É muito mais fácil que pequenos grupos de países, reunidos em torno de diferentes afinidades, consigam chegar a consensos. Da maneira como a Conferência acontece, ela estava fadada ao fracasso antes que o primeiro chefe de estado pousasse no país.

Seria interessante que o mundo se propusesse a achar uma maneira mais efetiva de discutir o desenvolvimento sustentável. Cada realidade traz desafios diferentes. Sustentabilidade nos países nórdicos tem um significado muito diferente daquele nos países do Sudeste Asiático ou da África Subsaariana, por exemplo. 

É impossível achar um consenso mundial, então que os governos comecem a procurar definições locais.

Central x local

Há ainda outro motivo pelo qual uma reunião de governos nacionais não poderiam avançar significativamente na questão urbana ou em quaisquer outras. 

A maior parte das medidas que devem ser tomadas para melhorar o meio ambiente não é decidida nas esferas de poder central, mas sim local. São as prefeituras e estados (e seus similares pelo mundo) que controlam grande parte das emissões de poluentes – circulação de carros e instalação de indústrias –, manejo do lixo, construção civil e muitos outros campos. 

Por melhores que sejam as intenções de presidentes, primeiros-ministros e similares, são os governadores e prefeitos que de fato aplicam grande parte das políticas que afetam a vida das pessoas.

Prova disso é que a reunião do C40, entidade que reúne as maiores metrópoles do mundo, apresentou resultados mais concretos que a Rio +20. As 59 integrantes do grupo, entre elas São Paulo e Rio de Janeiro, se comprometeram a cortar a emissão de 1,3 bilhão de gases do efeito estufa até 2030. 
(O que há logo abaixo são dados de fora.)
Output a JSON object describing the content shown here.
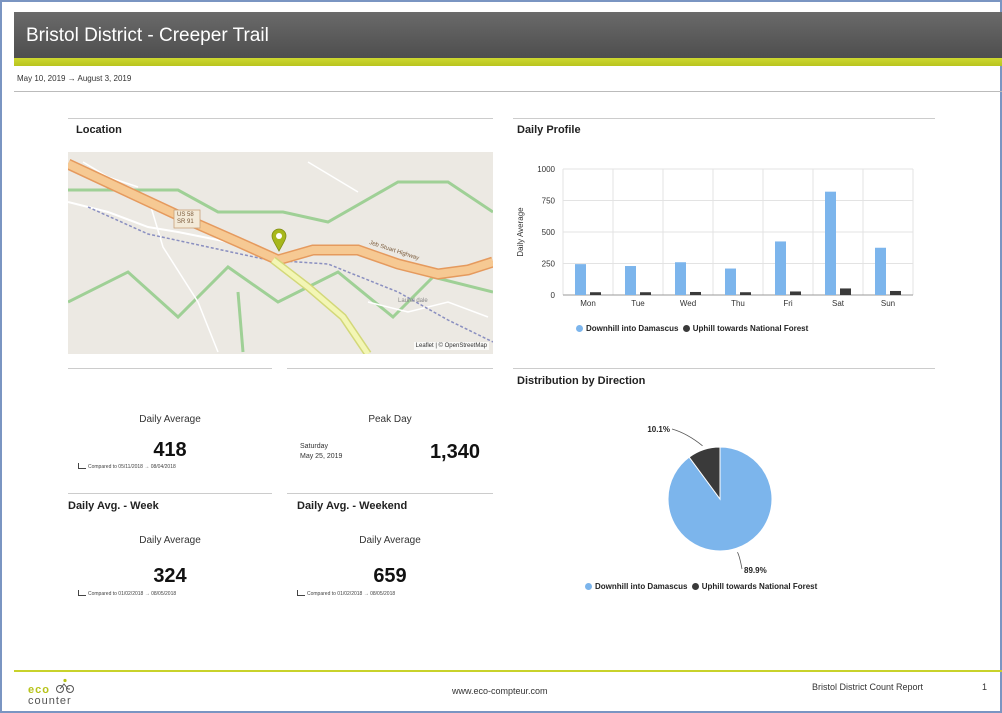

É preciso lembrar que esse compromisso tampouco é oficial; se não for atingido, não haverá qualquer sanção. Mas é muito mais do que foi alcançado no conferência da ONU. Além disso, sempre é mais fácil cobrar um governo quando ele assumiu um compromisso público, ainda que não seja uma meta obrigatória. 

Além de apontar um caminho para futuras negociações, a reunião de prefeitos mostra a importância de cobrar nossos administradores municipais para avançar na questão da sustentabilidade. 

Localmente, é mais fácil detectar prioridades e tomar iniciativas que de fato façam a diferença. Fica também o alerta para levarmos a sério as eleições municipais que se aproximam. Seu resultado atinge o dia a dia de todos nós.